Distribution companies also continue to lose revenue through electricity theft and inefficiencies in billing and collection systems. Aging infrastructure across distribution networks also contributes to technical energy losses, further reducing the revenue available to operators.
At the same time, high operating costs have constrained the ability of many distribution companies to invest in upgrading networks and expanding metering infrastructure.
According to analysts, these factors have collectively contributed to a liquidity crisis across Nigeria’s electricity value chain, affecting generation, transmission, and distribution segments.
Under the amended order, NERC requires all distribution companies to complete refunds to eligible customers within 12 months.
The total reimbursement obligation is estimated at N20.33 billion.
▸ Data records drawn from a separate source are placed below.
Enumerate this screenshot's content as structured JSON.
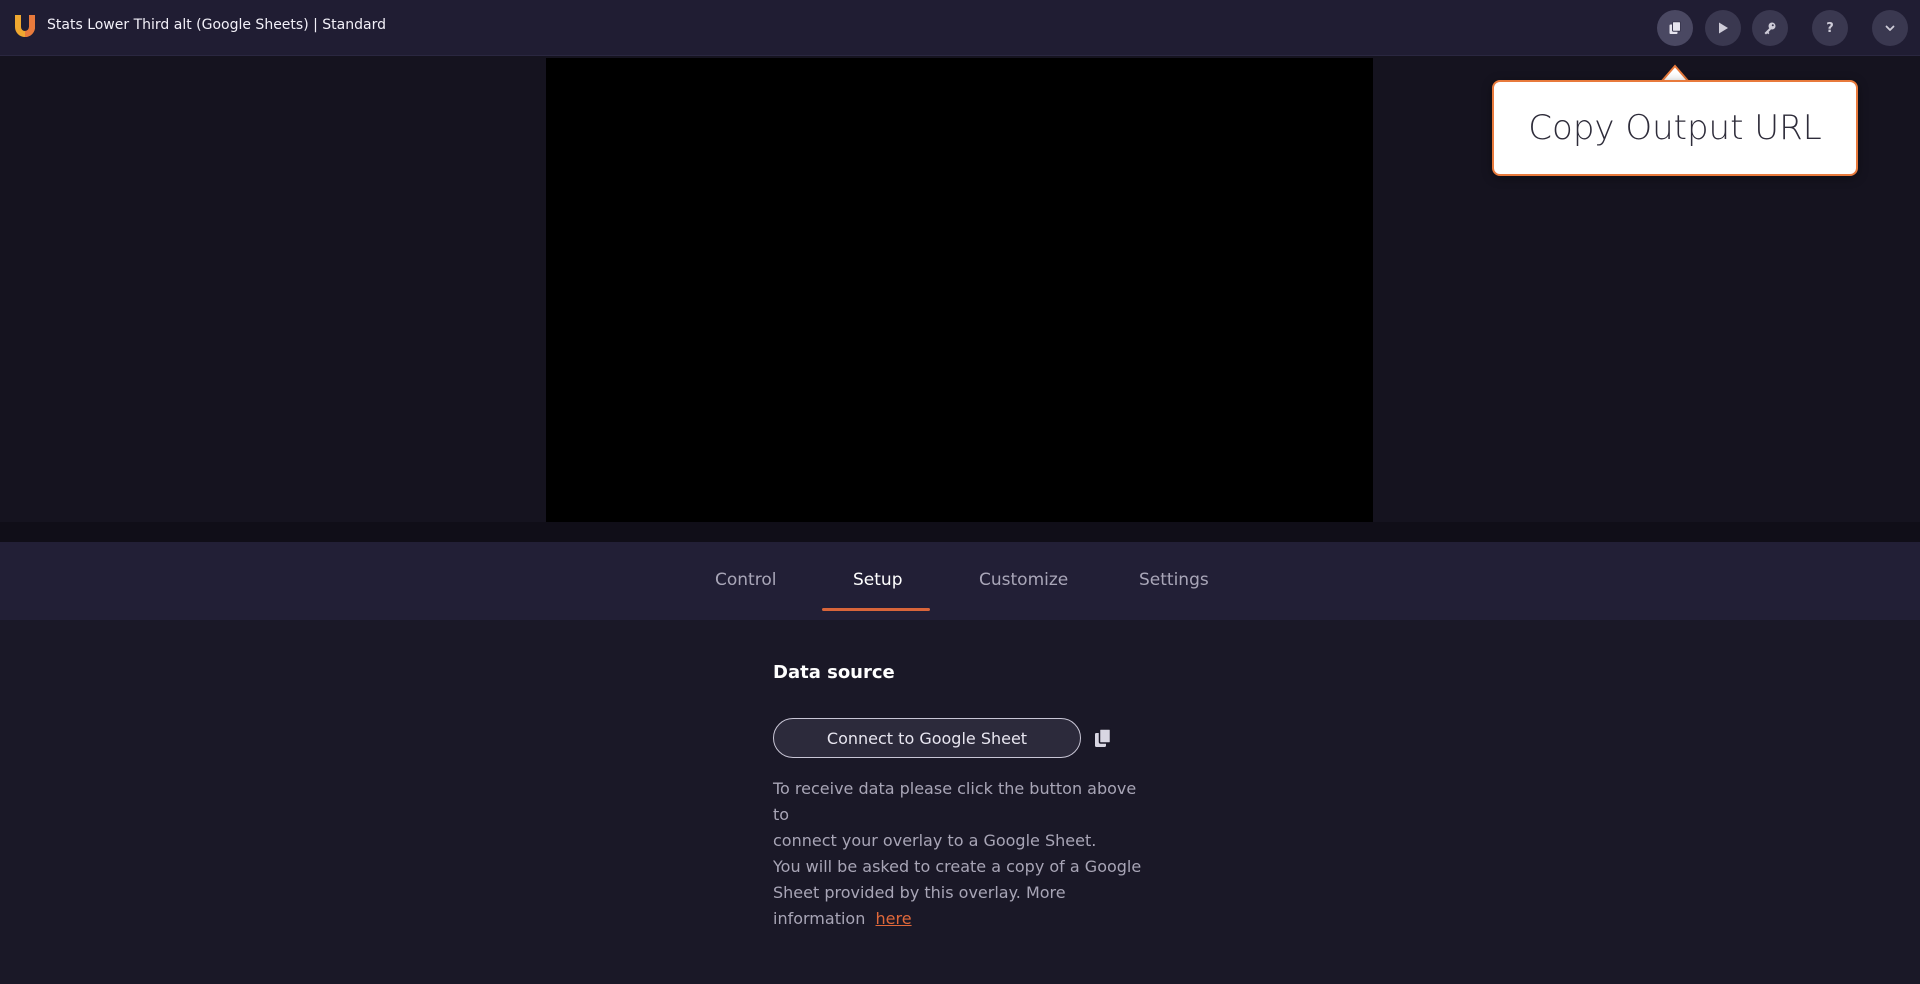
{
  "app": {
    "title": "Stats Lower Third alt (Google Sheets) | Standard",
    "logo_letter": "U",
    "accent_color": "#e87a3c",
    "logo_color": "#f0a830"
  },
  "toolbar": {
    "buttons": [
      {
        "icon": "copy-icon",
        "label": "Copy Output URL"
      },
      {
        "icon": "play-icon",
        "label": "Play"
      },
      {
        "icon": "key-icon",
        "label": "Key"
      },
      {
        "icon": "help-icon",
        "label": "?"
      },
      {
        "icon": "chevron-down-icon",
        "label": "Menu"
      }
    ]
  },
  "tooltip": {
    "text": "Copy Output URL"
  },
  "tabs": [
    {
      "label": "Control",
      "active": false
    },
    {
      "label": "Setup",
      "active": true
    },
    {
      "label": "Customize",
      "active": false
    },
    {
      "label": "Settings",
      "active": false
    }
  ],
  "setup": {
    "section_title": "Data source",
    "connect_button": "Connect to Google Sheet",
    "paragraph1_line1": "To receive data please click the button above to",
    "paragraph1_line2": "connect your overlay to a Google Sheet.",
    "paragraph2_line1": "You will be asked to create a copy of a Google",
    "paragraph2_line2": "Sheet provided by this overlay. More",
    "paragraph2_line3": "information",
    "link_text": "here"
  }
}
Refunds will be applied directly to customers’ electricity bills and spread across equal instalments throughout the repayment period.
The directive specifically applies to consumers who purchased prepaid meters under the Meter Asset Provider scheme.
Compliance with the repayment schedule will depend largely on the financial strength and operational capacity of individual distribution companies.
In October 2025, the Nigerian government also approved the release of N28 billion to electricity distribution companies under the Meter Acquisition Fund ,MAF, Tranche B programme to support the procurement and installation of prepaid meters.
Meanwhile, Anambra-owned FirstPower Electricity Distribution Company ,FpEDC, has appealed to customers to bear with it over the poor power supply in the state, saying the problem is not its fault.
FpEDC made the appeal in a statement signed by Mr Izunna Okafor, Head of Communications on Thursday in Awka.
Okafor said the drop in supply was as a result of nationwide generation challenges and not for operational failure.
He said that electricity distribution companies operated only at the final stage of the electricity value chain and did not have a role in the generation of power or in determining how much electricity was transmitted to states.
According to him, electricity distributed in Anambra is generated elsewhere in the country and transmitted through the national grid before reaching the interface stations that supply the state.
“Whenever national electricity generation declines, the amount allocated to every distribution company across Nigeria automatically drops.
“Nigeria has recently been experiencing a major reduction in electricity generation due to a severe shortage of natural gas supply to thermal power plants which produce the bulk of electricity on Nigeria’s national grid.
“This was worsened by the disruption caused by an explosion on the Escravos-Lagos gas pipeline in December last year, an incident that affected the operations of several gas-fired power plants”, he said.
Okafor said another challenge facing operators in the sector was the huge debts owed to generation companies within the electricity market.
He said the liabilities which were estimated at about N6 trillion had significantly weakened the ability of power producers to procure adequate gas required to operate their power plants optimally.
“The ongoing Israel/US-Iran War has caused immediate scarcity of and spike in prices of petroleum products and this is further complicating the issue in Nigeria’s energy sector.
“Thermal plants rely heavily on natural gas to generate electricity, the shortage has forced several generating units to shut down or operate below their installed capacity”, he said.
On the planned protest by customers in Anambra, FpEDC said it recognised that they had the constitutional right to express their feelings but appealed to them to understand the challenges of the company.
He said protests directed at distribution companies may not yield the desired results as the root causes of electricity shortage lay with the generation which was beyond the control of the distribution company.
He, however, reassured customers that FirstPower was committed to transparency, fair billing, regulatory compliance and improved customer engagement in Anambra.
According to him, once national electricity generation improves and allocations increase, supply to Anambra State will also improve correspondingly”.